Milkweed has historically been a common but relatively benign weed in farm fields and in uncultivated land adjacent to those fields. Roundup-resistant crop plants changed that. Farmers can spray their fields with herbicide without damaging their crops. That's bad for the milkweeds, which have no such resistance to the herbicide. And the increase in corn cultivation for ethanol production has turned much former milkweed habitat into corn fields.

As a result, monarch butterflies have declined from an estimated billion in the mid-1990s to about 35 million this past winter. The showy insects face more threats than loss of their larval food plant: reduced numbers make the population more susceptible to damage from storms, predation, and other pesticides.

Now that the petition is filed, USFWS has 90 days to issue a "finding" -- a formal decision whether or not to review the petition further. The soonest the butterfly could win ESA protection is two years from the petition date.

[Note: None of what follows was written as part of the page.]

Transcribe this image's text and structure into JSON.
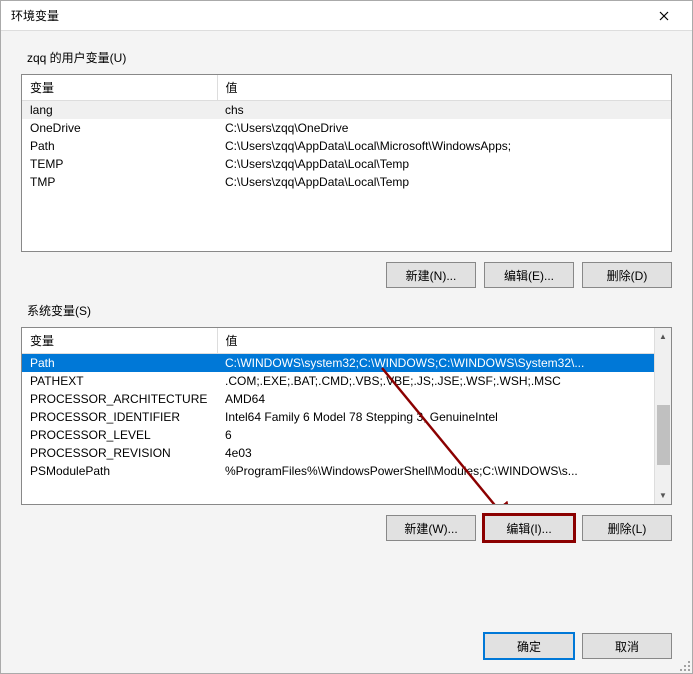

"We need to take immediate action to protect the monarch so that it doesn't become another tragic example of a widespread species being erased because we falsely assumed it was too common to become extinct," said Sarina Jepsen, endangered species director at the Xerces Society. "2014 marks the 100th anniversary of the extinction of the passenger pigeon, which was once so numerous no one would ever have believed it was at risk of extinction. History demonstrates that we cannot afford to be complacent about saving the monarch."